Domingo II

Hemos comenzado “el tiempo ordinario”. La Iglesia llama con ese nombre a estas semanas entre el tiempo de navidad y la cuaresma, como también a las semanas que trans­curren desde que termina el tiempo pascual y comienza otra vez el adviento. Es un tiempo, que en sus dos partes suma 34 semanas, en el que se celebra el misterio de Cristo y de nuestra vida en él. Las lecturas que la Iglesia nos propone cada domingo dan pie para meditar sobre Dios y su obra de salvación y sobre nuestra existencia como creyentes.

En los domingos del tiempo ordinario, la primera lectura está relacionada temática­mente con el evangelio, mientras que la segunda tiene su temática propia, ajena a lo que proponen las otras dos.

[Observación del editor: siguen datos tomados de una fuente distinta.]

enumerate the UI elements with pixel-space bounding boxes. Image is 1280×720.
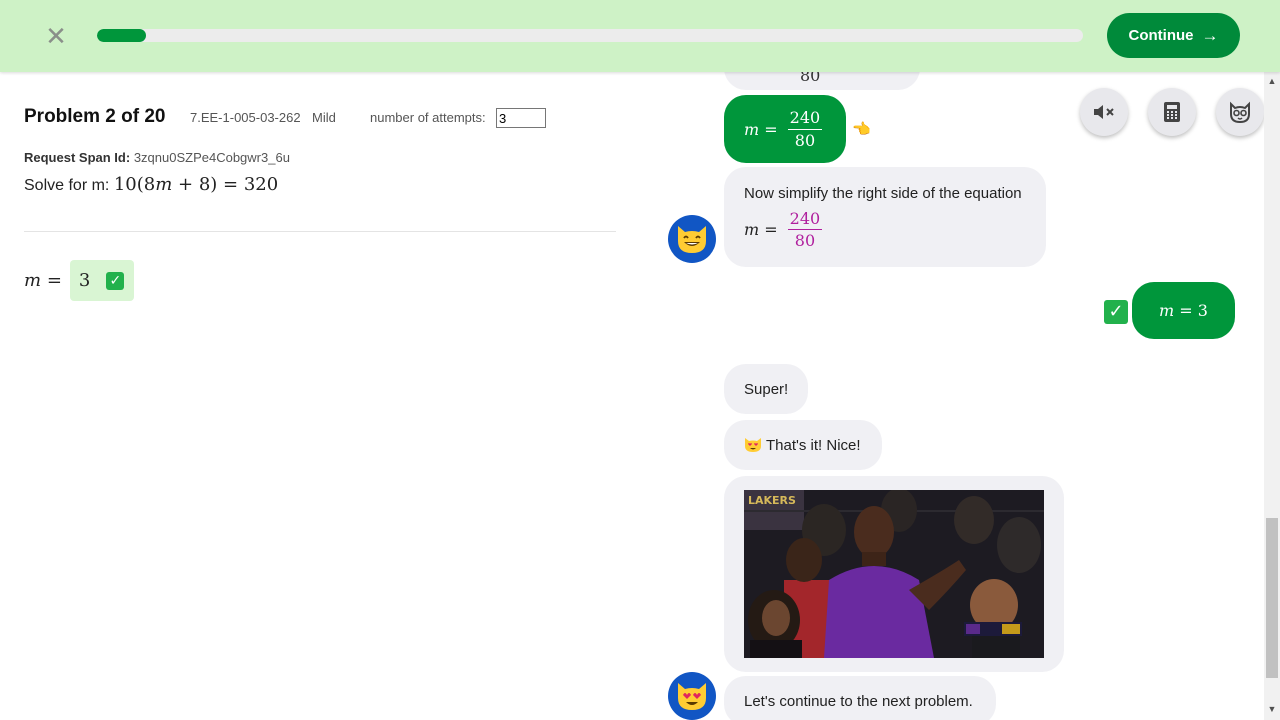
equation: 10(8m + 8) = 320: [113, 174, 279, 195]
continue-label: Continue: [1128, 27, 1194, 44]
partial-text: 80: [800, 72, 821, 85]
continue-button[interactable]: Continue →: [1107, 13, 1240, 58]
solve-prefix: Solve for m:: [24, 177, 110, 194]
chat-scrollbar[interactable]: ▲ ▼: [1264, 72, 1280, 720]
answer-variable: m =: [24, 270, 62, 291]
chat-message-user-fraction: m = 240 80: [724, 95, 846, 163]
problem-statement: Solve for m: 10(8m + 8) = 320: [24, 174, 278, 195]
tutor-avatar: [668, 672, 716, 720]
message-text: Super!: [744, 380, 789, 398]
pointing-hand-icon: 👈: [852, 121, 871, 138]
top-bar: ✕ Continue →: [0, 0, 1280, 72]
progress-bar: [97, 29, 1083, 42]
message-text: That's it! Nice!: [766, 436, 861, 454]
chat-message-thats-it: That's it! Nice!: [724, 420, 882, 470]
mute-button[interactable]: [1080, 88, 1128, 136]
message-equation: m = 240 80: [744, 209, 823, 251]
answer-input[interactable]: 3 ✓: [69, 260, 134, 301]
grinning-cat-icon: [678, 226, 706, 253]
chat-message-super: Super!: [724, 364, 808, 414]
check-icon: ✓: [106, 271, 125, 290]
request-span-id: Request Span Id: 3zqnu0SZPe4Cobgwr3_6u: [24, 150, 290, 165]
heart-eyes-cat-icon: [678, 683, 706, 710]
span-id-value: 3zqnu0SZPe4Cobgwr3_6u: [133, 150, 290, 165]
calculator-button[interactable]: [1148, 88, 1196, 136]
arrow-right-icon: →: [1201, 25, 1219, 45]
difficulty-label: Mild: [312, 110, 336, 125]
chat-message-user-answer: m = 3: [1132, 282, 1235, 339]
chat-message-tutor-simplify: Now simplify the right side of the equat…: [724, 167, 1046, 267]
message-text: Let's continue to the next problem.: [744, 692, 973, 710]
calculator-icon: [1164, 102, 1180, 122]
scroll-thumb[interactable]: [1266, 518, 1278, 678]
attempts-input[interactable]: [496, 108, 546, 128]
span-id-label: Request Span Id:: [24, 150, 131, 165]
message-text: Now simplify the right side of the equat…: [744, 185, 1022, 202]
chat-message-continue: Let's continue to the next problem.: [724, 676, 996, 720]
problem-title: Problem 2 of 20: [24, 106, 166, 127]
fraction: 240 80: [787, 209, 823, 251]
progress-fill: [97, 29, 147, 42]
avatar-settings-button[interactable]: [1216, 88, 1264, 136]
attempts-label: number of attempts:: [370, 110, 486, 125]
divider: [24, 231, 616, 232]
problem-code: 7.EE-1-005-03-262: [190, 110, 301, 125]
speaker-muted-icon: [1094, 105, 1114, 119]
close-icon[interactable]: ✕: [44, 23, 68, 49]
svg-text:LAKERS: LAKERS: [748, 494, 796, 507]
answer-value: 3: [78, 270, 91, 291]
chat-panel: 80 m = 240 80 👈 Now simplify the right s…: [640, 72, 1264, 720]
check-icon: ✓: [1104, 300, 1128, 324]
chat-message-partial: 80: [724, 72, 920, 90]
tutor-avatar: [668, 215, 716, 263]
answer-row: m = 3 ✓: [24, 260, 134, 301]
problem-panel: Problem 2 of 20 7.EE-1-005-03-262 Mild n…: [0, 72, 640, 720]
scroll-up-arrow-icon[interactable]: ▲: [1264, 76, 1280, 88]
cat-face-icon: [1230, 101, 1250, 124]
fraction: 240 80: [787, 108, 823, 150]
chat-message-gif: LAKERS: [724, 476, 1064, 672]
celebration-gif: LAKERS: [744, 490, 1044, 658]
heart-eyes-cat-icon: [745, 438, 761, 452]
scroll-down-arrow-icon[interactable]: ▼: [1264, 704, 1280, 716]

Las de hoy son un ejemplo de lo que digo. Mientras que el evan­gelio y la primera lectura nos hablan del discipulado y de cómo aprender a tratar con Dios, la segunda nos habla del significado de la sexualidad en la vida del cristiano. A veces es imposible desarrollar los temas propuestos dentro de los límites de tiempo propios de una homilía, que es un servicio de mediación para actualizar la Palabra proclamada y así ayudar a los fieles a aplicar en sus vidas el mensaje que Dios nos ha comunicado en su Palabra.

La primera lectura de hoy introduce el tema del discipulado. El joven Samuel debe aprender a conocer a Dios y a tratar con él. Samuel había sido donado al templo del Señor en Silo, antes de que existiera el templo de Jerusalén. En ese tiempo Elí ejercía el sacer­docio allí. Yo me imagino que Samuel tendría unos diez a trece años. La Biblia no da ninguna información. Escucha de noche una voz que lo llama y lo único que se le ocurre es pensar que quien lo llama es el sacerdote Elí. Samuel todavía se mueve en el ámbito de lo mundano, de lo histórico, de lo físico; no conoce todavía esa otra dimensión de la reali­dad donde vive Dios. Samuel se levanta, corre donde Elí y le pregunta qué quiere, pues lo ha llamado. Esto ocurre dos veces, y Elí que sí tiene experiencia de Dios, cae en la cuenta de que la voz que escucha Samuel es la de Dios. Y lo instruye: Ve a acostarte y si te llama alguien responde: “Habla, Señor, tu siervo te escucha”. El narrador explica que aún no conocía Samuel al Señor, pues la palabra del Señor no le había sido revelada.

Esa frase se nos puede aplicar a todos. Lo que a él le ocurrió nos sucede a todos. El pasaje nos enseña que necesitamos aprender a conocer a Dios, necesitamos quien nos introduzca al mundo de Dios. Dios y sus cosas no son obvias ni evidentes. Requieren una sensibilidad, un discipulado, un aprendizaje. La celebración de la liturgia como ejercicio de lo sagrado debe ser oportunidad para asomarnos a través de los símbolos al mundo de Dios, para trascender la inmediatez de las cosas y llegar a la dimensión donde vive Dios.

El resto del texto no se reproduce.